7. Voor zover wat eiseres heeft aangevoerd opgevat moet worden als een beroep op dringende redenen om van de boete af te zien als bedoeld in artikel 18a, zevende lid van de Participatiewet slaagt dit naar het oordeel van de rechtbank niet. Bij dringende redenen moet het gaan om onaanvaardbare sociale en/of financiële consequenties van de boete voor eiseres.
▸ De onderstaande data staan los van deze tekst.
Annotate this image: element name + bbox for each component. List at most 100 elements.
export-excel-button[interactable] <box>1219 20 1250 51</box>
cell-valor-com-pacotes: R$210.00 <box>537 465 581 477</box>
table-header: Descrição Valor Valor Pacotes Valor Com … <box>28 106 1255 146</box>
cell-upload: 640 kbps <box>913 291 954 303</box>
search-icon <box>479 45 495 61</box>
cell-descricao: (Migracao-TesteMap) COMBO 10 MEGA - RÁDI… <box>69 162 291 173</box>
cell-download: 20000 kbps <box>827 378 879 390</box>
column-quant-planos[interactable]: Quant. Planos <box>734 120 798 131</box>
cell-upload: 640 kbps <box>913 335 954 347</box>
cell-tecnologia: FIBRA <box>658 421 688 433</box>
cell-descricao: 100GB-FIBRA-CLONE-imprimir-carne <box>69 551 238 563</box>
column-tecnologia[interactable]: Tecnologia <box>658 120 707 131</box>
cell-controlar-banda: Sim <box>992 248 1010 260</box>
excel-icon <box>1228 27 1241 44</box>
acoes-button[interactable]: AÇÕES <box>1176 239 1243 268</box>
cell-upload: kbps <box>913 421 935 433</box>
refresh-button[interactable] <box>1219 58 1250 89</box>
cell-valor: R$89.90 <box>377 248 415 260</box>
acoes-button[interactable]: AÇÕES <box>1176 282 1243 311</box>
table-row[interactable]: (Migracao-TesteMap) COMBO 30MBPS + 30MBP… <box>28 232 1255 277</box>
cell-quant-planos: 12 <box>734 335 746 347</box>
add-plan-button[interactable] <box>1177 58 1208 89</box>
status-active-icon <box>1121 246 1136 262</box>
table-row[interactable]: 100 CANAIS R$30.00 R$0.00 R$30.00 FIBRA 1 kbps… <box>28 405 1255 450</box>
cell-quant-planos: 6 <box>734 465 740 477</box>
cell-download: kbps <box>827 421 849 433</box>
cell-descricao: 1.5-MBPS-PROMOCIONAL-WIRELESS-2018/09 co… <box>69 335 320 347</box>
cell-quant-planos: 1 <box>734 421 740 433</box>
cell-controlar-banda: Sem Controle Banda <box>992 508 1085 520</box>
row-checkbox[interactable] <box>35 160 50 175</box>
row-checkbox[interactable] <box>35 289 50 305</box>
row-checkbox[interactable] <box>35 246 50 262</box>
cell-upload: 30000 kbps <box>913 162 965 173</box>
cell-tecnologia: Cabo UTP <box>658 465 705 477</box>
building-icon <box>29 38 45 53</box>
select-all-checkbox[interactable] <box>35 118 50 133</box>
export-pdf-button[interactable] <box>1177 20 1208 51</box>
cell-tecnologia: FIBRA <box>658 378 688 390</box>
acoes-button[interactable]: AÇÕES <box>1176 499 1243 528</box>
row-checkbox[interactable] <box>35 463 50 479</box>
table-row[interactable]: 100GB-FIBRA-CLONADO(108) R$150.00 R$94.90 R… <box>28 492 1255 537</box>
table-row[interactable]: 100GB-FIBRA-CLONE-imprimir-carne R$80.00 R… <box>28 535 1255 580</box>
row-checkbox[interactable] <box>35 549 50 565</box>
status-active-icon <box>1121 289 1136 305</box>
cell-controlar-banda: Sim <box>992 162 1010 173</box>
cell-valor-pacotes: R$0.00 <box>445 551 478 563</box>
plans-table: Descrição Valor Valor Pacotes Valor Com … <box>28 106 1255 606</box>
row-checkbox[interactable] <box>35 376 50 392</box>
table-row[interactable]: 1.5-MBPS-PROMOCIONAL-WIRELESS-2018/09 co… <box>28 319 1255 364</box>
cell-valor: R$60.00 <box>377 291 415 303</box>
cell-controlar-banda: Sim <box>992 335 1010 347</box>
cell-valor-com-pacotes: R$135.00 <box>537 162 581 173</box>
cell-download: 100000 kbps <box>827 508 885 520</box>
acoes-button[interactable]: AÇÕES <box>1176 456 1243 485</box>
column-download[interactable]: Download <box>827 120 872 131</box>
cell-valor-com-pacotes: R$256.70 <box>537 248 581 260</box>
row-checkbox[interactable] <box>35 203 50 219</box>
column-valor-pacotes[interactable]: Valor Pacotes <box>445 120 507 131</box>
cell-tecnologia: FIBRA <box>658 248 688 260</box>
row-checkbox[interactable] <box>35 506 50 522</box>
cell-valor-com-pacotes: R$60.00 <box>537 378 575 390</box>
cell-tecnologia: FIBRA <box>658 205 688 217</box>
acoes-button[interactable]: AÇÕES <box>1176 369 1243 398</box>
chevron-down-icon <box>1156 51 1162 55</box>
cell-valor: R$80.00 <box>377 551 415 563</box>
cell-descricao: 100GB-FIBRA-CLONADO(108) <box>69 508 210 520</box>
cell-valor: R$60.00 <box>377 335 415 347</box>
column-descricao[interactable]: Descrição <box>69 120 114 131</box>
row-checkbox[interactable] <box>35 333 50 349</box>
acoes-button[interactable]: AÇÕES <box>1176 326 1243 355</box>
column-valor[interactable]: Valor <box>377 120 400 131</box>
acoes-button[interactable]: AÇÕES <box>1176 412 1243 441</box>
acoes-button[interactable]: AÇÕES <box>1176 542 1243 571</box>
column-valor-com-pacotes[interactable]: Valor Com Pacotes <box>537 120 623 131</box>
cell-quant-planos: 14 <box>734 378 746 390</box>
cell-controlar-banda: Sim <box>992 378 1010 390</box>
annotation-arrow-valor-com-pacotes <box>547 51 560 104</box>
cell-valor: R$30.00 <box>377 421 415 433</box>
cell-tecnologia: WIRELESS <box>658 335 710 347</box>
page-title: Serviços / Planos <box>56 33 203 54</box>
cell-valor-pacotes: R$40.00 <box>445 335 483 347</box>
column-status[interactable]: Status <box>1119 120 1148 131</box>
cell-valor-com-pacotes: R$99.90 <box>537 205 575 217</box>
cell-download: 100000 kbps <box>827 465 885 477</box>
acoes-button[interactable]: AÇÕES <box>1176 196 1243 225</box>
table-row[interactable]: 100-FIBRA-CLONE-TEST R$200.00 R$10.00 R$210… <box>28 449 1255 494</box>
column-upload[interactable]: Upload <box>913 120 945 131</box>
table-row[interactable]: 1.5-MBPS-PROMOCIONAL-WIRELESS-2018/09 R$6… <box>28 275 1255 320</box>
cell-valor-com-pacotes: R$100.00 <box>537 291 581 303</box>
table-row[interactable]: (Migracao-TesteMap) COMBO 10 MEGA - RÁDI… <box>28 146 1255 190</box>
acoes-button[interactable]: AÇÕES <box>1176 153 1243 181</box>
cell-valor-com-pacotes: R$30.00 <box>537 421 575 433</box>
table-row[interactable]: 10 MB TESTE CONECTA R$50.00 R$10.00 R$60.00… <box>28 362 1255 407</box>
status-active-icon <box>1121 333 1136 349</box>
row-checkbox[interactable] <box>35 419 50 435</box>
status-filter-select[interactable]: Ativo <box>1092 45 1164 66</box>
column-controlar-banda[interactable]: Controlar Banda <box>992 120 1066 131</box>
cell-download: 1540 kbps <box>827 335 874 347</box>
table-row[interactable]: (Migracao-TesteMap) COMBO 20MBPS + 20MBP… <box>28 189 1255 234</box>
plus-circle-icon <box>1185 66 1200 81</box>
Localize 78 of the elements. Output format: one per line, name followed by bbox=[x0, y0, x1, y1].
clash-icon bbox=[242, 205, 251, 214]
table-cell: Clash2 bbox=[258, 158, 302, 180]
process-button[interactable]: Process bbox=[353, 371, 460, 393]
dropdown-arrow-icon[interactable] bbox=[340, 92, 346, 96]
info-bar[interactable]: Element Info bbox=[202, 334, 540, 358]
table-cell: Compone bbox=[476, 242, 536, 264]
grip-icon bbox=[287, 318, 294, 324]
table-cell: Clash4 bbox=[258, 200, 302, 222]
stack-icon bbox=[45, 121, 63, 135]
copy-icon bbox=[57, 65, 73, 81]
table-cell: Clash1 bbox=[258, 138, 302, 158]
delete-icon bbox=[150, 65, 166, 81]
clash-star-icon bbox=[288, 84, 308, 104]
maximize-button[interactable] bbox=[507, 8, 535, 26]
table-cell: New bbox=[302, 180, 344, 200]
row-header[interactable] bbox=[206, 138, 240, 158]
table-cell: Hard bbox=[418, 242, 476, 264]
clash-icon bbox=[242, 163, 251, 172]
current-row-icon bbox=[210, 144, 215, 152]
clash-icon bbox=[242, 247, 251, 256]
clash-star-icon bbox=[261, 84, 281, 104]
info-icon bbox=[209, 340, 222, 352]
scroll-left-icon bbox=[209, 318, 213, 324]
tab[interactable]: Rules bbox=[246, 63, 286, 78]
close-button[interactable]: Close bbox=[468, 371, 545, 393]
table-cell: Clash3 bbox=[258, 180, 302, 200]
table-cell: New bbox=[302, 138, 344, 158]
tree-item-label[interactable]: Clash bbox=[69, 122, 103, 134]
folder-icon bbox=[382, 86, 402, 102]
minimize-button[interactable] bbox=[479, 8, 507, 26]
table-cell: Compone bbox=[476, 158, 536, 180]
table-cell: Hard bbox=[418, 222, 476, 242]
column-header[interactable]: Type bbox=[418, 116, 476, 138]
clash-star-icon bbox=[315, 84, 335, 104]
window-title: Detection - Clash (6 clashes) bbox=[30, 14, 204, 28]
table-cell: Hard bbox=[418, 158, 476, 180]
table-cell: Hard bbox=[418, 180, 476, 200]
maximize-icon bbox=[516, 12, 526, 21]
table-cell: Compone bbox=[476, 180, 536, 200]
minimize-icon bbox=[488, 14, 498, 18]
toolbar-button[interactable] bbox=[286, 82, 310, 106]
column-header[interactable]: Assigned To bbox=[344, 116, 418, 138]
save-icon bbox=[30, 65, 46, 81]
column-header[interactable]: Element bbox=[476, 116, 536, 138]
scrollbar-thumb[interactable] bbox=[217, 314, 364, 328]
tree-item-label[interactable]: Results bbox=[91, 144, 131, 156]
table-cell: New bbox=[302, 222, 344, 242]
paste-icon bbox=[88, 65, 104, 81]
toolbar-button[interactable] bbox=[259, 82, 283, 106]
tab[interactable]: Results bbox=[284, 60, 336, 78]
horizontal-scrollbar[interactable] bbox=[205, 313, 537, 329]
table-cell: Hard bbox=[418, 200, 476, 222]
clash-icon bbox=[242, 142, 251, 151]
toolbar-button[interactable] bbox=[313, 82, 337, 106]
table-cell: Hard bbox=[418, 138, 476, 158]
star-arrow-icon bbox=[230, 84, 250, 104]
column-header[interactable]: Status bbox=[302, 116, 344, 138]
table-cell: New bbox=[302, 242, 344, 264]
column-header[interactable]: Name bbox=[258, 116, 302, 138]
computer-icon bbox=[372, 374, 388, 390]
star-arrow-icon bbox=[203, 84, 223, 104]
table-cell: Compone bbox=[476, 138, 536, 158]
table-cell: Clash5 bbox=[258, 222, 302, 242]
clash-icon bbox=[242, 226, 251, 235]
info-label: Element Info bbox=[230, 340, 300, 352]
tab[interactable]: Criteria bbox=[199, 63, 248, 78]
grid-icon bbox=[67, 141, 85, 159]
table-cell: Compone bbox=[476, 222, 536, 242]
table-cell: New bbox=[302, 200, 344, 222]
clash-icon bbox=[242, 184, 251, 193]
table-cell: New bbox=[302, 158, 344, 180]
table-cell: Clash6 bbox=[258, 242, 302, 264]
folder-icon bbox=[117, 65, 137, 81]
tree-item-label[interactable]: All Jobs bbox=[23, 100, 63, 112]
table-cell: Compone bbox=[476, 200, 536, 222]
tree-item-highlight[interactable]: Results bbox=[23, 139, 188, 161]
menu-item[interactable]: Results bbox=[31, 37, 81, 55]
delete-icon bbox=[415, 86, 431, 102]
Gesteld noch gebleken is dat daar sprake van is. Met de algemene verwijzing naar de recente ontwikkelingen met betrekking tot de kinderopvangtoeslagaffaire en de zaak over de bijstandsmoeder in de gemeente [plaatsnaam 3] is niet aannemelijk gemaakt dat zich ten aanzien van eiseres vergelijkbare feiten hebben voorgedaan of dat Orionis op enige wijze onzorgvuldig jegens eiseres heeft gehandeld. Dit kan dus niet tot een ander oordeel leiden.

Conclusie

8. Het beroep is ongegrond.
9. Er is geen reden voor een proceskostenveroordeling.

Beslissing

De rechtbank verklaart het beroep ongegrond.
Deze uitspraak is gedaan door mr. S.A.M.L. van de Sande, rechter, in aanwezigheid van mr. A.J.J. Sterks, griffier, op 12 mei 2021 en openbaar gemaakt door geanonimiseerde publicatie op www.rechtspraak.nl.
De griffier is niet in de gelegenheid om de uitspraak te ondertekenen.
griffier rechter
Afschrift verzonden aan partijen op:

Wat kunt u doen als u het niet eens bent met deze uitspraak?

Tegen deze uitspraak kan binnen zes weken na de dag van verzending daarvan hoger beroep worden ingesteld bij de Centrale Raad van Beroep.